U.S. Rep. Frank Pallone, a Democrat from New Jersey, has been trying to get a look at the Republicans' bill to repeal and replace the Affordable Care Act, also known as Obamacare.

He's the top-ranking Democrat on the House Energy and Commerce Committee, which will have to approve the bill before the whole House can vote on it.

But as of Thursday afternoon, Pallone still couldn't get his hands on a copy.

"We have no idea right now what they're considering," he said of his Republican colleagues.

Rep. Greg Walden, a Republican from Oregon and the Energy and Commerce Committee's chairman, made draft legislation available to Republicans on the panel Thursday, but they had to read it in a private room and weren't allowed to make copies.

When the location of that room leaked on Twitter late Thursday morning, reporters filled the hallway outside the room's door on the first floor of the U.S. Capitol. Pallone, along with his Democratic House colleagues Jan Schakowsky, from Illinois, and Joseph Crowley, from New York, also stopped by.

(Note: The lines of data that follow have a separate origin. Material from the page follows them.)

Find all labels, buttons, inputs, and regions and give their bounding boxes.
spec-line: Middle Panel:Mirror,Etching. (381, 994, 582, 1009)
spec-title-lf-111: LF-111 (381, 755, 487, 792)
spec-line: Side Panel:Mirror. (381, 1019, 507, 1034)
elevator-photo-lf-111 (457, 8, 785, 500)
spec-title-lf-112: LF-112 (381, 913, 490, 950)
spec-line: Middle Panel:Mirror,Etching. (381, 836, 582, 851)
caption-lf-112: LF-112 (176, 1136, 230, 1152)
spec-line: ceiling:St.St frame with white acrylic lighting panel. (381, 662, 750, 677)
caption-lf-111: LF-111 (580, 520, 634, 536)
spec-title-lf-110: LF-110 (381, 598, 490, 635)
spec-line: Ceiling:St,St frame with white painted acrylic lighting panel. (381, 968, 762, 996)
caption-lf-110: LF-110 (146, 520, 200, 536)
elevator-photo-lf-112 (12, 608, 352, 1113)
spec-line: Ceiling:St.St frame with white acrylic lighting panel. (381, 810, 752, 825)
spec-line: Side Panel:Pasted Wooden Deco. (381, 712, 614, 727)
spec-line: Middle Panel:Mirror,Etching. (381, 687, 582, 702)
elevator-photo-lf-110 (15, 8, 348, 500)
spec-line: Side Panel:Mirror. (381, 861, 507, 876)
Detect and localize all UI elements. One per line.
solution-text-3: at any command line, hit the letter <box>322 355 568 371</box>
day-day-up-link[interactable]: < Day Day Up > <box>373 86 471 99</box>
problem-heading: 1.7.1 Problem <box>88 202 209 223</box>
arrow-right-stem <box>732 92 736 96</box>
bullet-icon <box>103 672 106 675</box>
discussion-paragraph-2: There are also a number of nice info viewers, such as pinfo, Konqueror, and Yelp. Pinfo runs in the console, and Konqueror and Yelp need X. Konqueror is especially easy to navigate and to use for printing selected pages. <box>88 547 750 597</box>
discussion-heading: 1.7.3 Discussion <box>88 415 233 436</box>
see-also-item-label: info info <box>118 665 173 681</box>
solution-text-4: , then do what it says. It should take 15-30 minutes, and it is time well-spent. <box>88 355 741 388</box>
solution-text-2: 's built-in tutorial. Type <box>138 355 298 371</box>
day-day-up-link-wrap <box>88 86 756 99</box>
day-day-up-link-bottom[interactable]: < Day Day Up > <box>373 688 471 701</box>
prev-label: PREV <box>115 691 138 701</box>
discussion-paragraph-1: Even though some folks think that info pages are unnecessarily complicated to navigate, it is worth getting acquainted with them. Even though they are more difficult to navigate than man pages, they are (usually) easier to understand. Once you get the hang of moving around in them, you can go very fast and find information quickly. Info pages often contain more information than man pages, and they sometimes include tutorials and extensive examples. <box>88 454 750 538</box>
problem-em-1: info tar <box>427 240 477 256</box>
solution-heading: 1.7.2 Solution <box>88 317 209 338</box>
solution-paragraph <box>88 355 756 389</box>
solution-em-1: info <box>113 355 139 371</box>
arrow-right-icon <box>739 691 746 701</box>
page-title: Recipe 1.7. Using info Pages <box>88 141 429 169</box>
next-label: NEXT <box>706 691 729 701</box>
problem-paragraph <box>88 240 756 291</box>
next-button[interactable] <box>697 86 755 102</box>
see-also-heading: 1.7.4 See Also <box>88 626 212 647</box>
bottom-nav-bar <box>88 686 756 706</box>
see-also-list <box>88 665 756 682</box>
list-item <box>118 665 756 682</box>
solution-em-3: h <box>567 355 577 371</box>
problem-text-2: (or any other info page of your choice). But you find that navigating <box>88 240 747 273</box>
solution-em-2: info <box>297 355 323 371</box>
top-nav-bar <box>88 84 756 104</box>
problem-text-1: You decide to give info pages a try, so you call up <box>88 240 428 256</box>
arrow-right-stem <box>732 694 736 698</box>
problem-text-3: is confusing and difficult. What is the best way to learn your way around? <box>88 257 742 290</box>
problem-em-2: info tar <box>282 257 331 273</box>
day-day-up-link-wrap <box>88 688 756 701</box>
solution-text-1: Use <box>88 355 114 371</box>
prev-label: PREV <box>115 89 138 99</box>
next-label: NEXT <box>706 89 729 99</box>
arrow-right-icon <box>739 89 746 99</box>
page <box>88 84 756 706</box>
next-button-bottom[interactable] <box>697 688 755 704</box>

But when they went in, the room was empty.

"We were looking for the bill but there's no one there," Pallone said.

That room was just down the hall from House Majority Leader Kevin McCarthy's office, so Pallone went in to ask McCarthy where he could see the legislation. McCarthy directed him to Walden's office.

Luckily, Walden had a Capitol "hideaway" office just down the hall.

Pallone led his colleagues, a string of reporters and even a couple of Capitol Police officers to the unmarked door, knocked and waited.

"It's locked," he said after trying the handle. "This is ridiculous."

He paused and looked at the crowd. "Do you want to go to Rayburn?"

He was referring to the Rayburn House Office Building, across Independence Avenue from the Capitol. It's where Walden's personal office and the Energy and Commerce Committee offices are.

Everybody wanted to go.

As we strolled the halls of the Capitol, down elevators and through the underground tunnel that leads to the House office buildings, Pallone reflected on why his Republican colleagues were keeping the legislation under lock and key.

"I think they're afraid,' he said. "I think they're afraid that it will show that it really doesn't cover most of the people that receive coverage under the Affordable Care Act."

Even many Republicans weren't invited to view the latest draft; Sen. Rand Paul from Kentucky condemned the GOP leadership Thursday for not making it more widely available.

Last week, an earlier draft of the bill, dated Feb. 10, was leaked to Politico. Most analysts said that legislation would lead to millions of people losing coverage. And members of the House Freedom Caucus, considered the most conservative wing of the Republican Party, said they would oppose the bill because it includes refundable tax credits for people who are too poor to pay any federal income tax.

Pallone said he was pushing to get a copy of the most recent draft of the bill because he had heard Walden intends to have the committee vote on it next Wednesday — a timeline that wouldn't give the Democrats and the public much time to analyze the legislation.

He compared what the Republicans are doing this week with what the Democrats did with their draft of the Affordable Care Act several years ago; Democrats posted the text of the ACA online 30 days before it went to members for a vote.

"The reason why Republicans were able to comment on the ACA — and of course many of them commented negatively — was because the bill was out there," Pallone said.

At Walden's personal office in the Rayburn building, Andrew Malcolm, Walden's deputy chief of staff, told Pallone he would be better off directing questions about the bill to the Energy and Commerce Committee office. It was an awkward conversation as Pallone asked repeatedly whether Walden would be there, and Malcolm refused to answer.

"That's not helpful," Pallone said. "He's probably ducking us." Still, Pallone headed to that committee office, as Malcolm suggested.

And just as Pallone walked in, Walden came down the hall walking very quickly, trailed by some of his staff. He scowled at Pallone and the crowd of reporters in his lobby, then headed out a back hallway toward the hearing room next door. He didn't say a word.